From Brooks to HOKA to Saucony, Day 1 of TRE 2025 revealed an industry waking up to what runners actually want—real stories, real community, and less jargon.
Call us suckers for getting together with a bunch of run nerds and brands, but that’s exactly what we’re doing this week. The Running Event (TRE) rolled ran into San Antonio and we made the hour trip south to soak it all in.

Heading into this show, one theme has already defined 2025: Running brands are more intentional than ever about meeting local communities where they are.
From the Cool Kids Run Club to the 300 sq. ft. boutique shop, everyone — On, HOKA, ASICS, Brooks — has been hyper-focused on not being “big brands,” but instead authentic collaborators.
And in a world where tech and AI is eroding authenticity in every way, running brands are sprinting to make real connection.
So when we sunk into our seat and heard the moderator of the day’s biggest keynote ask, “Who here loves a good story?” … I knew the theme of the year would be a big one at TRE too.
Here are my Day 1 insights:
It All Starts With Authenticity
“Product needs to be grounded in something authentic. It’s aspirational, and whether you’re running a mile or 100 miles, runners know they’re getting the thing that helps them do what they need to do.” — Angela Medlin, HOKA
Across a packed panel featuring leaders from Brooks, HOKA, Saucony, and Altra, one message was clear: Authenticity through storytelling has never mattered more.
Runners don’t just buy shoes, they buy the story about the shoe: the Altra trainer that helped a friend shave minutes off a PR or the Brooks shoe that helped someone start running again.
Stories create identity and identity creates belonging and belonging creates loyalty. And loyalty makes you a hell of a lot of $$$.
Never Forget the Customer
“A great product should speak to the runner from ten feet away.” — Carson Caprara, Brooks
Every panelist agreed: the best product stories start with people, not products. Not design or branding and certainly not cushioning.
Good products start with understanding the friction points runners live with, the moments that define them, and the culture they’re navigating.
Angela Medlin of HOKA took it further, saying she won’t even let her team sketch until they’ve had real conversations with real athletes.
Her example was with the great, Jim Walmsley, who doesn’t just give feedback—he dissects ideas, tears them apart, rebuilds them, and demands honesty from both the product and the people behind it. He makes bad ideas good, and good ideas better.
Community Starts with Your Local Shop
“The best thing I ever did was own a shop with my desk right in the middle of the store.

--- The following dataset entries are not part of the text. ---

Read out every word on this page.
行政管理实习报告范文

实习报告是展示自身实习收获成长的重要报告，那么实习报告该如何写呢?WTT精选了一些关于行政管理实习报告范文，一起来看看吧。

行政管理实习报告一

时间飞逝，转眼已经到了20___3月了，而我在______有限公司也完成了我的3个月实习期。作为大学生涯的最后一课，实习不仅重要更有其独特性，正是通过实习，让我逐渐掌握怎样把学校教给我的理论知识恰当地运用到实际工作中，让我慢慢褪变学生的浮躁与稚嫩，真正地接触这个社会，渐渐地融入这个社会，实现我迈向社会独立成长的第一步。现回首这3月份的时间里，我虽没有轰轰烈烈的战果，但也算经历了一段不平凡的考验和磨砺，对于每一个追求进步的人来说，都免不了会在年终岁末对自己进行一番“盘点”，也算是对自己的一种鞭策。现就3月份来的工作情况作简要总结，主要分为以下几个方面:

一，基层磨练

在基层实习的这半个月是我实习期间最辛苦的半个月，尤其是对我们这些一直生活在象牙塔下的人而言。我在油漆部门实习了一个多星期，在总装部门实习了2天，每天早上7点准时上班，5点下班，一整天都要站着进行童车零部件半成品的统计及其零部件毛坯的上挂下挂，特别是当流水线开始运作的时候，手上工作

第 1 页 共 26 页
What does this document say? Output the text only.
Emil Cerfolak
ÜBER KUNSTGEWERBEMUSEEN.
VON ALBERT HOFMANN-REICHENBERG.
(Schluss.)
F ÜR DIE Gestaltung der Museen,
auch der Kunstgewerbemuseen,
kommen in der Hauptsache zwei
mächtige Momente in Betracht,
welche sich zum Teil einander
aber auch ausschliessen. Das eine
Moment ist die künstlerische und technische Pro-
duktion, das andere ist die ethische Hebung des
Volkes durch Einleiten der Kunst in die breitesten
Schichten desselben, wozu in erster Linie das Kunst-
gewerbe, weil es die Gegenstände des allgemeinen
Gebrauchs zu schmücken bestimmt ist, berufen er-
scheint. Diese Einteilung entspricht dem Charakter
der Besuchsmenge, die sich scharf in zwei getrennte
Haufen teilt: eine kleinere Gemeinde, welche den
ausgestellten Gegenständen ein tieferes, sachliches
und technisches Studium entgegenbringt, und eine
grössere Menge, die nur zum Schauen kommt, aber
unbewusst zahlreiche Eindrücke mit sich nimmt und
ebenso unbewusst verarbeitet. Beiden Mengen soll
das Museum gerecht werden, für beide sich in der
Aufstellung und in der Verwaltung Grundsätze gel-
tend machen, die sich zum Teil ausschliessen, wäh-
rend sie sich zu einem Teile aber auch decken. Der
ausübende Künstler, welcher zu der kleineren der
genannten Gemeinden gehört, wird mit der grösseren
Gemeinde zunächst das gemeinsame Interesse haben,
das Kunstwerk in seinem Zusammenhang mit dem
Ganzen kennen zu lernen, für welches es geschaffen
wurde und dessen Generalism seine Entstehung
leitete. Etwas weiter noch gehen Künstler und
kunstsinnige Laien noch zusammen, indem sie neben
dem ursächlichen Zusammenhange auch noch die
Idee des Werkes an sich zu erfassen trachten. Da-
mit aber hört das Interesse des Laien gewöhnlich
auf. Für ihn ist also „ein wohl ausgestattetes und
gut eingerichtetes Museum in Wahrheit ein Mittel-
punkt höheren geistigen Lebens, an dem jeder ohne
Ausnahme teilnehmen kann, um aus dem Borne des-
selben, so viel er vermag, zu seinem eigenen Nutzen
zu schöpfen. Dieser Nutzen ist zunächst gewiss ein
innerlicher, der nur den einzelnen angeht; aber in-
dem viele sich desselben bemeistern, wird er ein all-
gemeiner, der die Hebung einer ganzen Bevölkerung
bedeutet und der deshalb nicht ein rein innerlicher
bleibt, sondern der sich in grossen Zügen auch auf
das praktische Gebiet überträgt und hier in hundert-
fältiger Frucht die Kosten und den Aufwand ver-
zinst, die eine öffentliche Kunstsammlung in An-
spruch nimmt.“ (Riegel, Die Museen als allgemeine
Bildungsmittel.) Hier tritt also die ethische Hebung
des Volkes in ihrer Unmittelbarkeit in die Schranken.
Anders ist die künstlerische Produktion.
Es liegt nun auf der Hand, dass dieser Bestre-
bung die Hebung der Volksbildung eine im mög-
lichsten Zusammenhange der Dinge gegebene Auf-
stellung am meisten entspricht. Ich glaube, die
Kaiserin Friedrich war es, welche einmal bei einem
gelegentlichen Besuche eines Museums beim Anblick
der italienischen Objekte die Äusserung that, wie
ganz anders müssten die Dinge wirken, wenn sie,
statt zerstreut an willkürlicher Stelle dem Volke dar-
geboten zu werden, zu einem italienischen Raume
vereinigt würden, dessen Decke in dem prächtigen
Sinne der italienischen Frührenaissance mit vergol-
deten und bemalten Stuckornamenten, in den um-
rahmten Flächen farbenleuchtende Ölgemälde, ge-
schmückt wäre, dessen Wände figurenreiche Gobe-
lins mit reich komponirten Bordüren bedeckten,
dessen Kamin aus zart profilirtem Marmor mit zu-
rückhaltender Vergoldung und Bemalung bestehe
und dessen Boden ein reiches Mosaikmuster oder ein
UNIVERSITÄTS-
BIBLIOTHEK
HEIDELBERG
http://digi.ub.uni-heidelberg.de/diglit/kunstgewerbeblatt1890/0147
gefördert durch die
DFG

It forced me to connect with the local community more than ever.” — Jason Faustino, Saucony
It’s no coincidence that every local shop now has its own run club and its own vibe. They’re the purveyors of community—interpreters, cultural guides, translators of what brands hope to say into something runners can actually feel.
It was refreshing to hear big brands openly acknowledge how much they rely on these shops to be their eyes and ears. And brands like Brooks and HOKA admitted they’re working to get better because jargon doesn’t work on the sales floor and no one is asking for “moisture-wicking” or antimicrobial fabric; they’re asking, “Will this keep me dry?” and “Is this going to stink?”
Heads still butt and from the sound of it there’s still too many layers between corporate and retail—but local shops are the ones adjusting to their customers and keeping community alive and well.
Lifestyle and Street Culture Is Making a Huge Impact
“Inclusion of lifestyle and streetwear is helping break down some of those barriers that used to make running feel gate-kept. People don’t have to understand every tech term to feel connected to the product.” — Jason Faustino, Saucony
A few years ago, running and lifestyle lived on opposite ends of the spectrum. That’s not the case anymore. Lifestyle and street culture are shaping running in ways that would’ve been unthinkable even five years ago. The pretentious behavior and hyper-seriousness has softened.
Much like dads wearing Jordan’s, people aren’t just wearing shoes for performance—they’re wearing them as part of their identity, long before they toe a starting line. Running and its culture feels more accessible today and less intimidating. And it’s bringing in people who never felt like they belonged, making “runner” a broader, more interesting definition.
More diverse participants = more interesting products.
Emotion Is the New Purchase Power
Angela Medlin of HOKA told a story from UTMB this year that perfectly captured where product storytelling is going. Last year, relatively unknown athlete Vincent Bouillard showed up, shocked the entire field, and won—wearing a pair of HOKAs he helped engineer the foam for. Not even HOKA knew he was racing.
It wasn’t just any victory, it was an emotional buzz that had everyone taking — one of those rare moments where the feeling behind a product mattered more than the specs of what he wore. In a sport where most stories have been told a dozen times, this was something fresh, raw, and real. And everyone felt it and talked about it, and it was huge for the brand.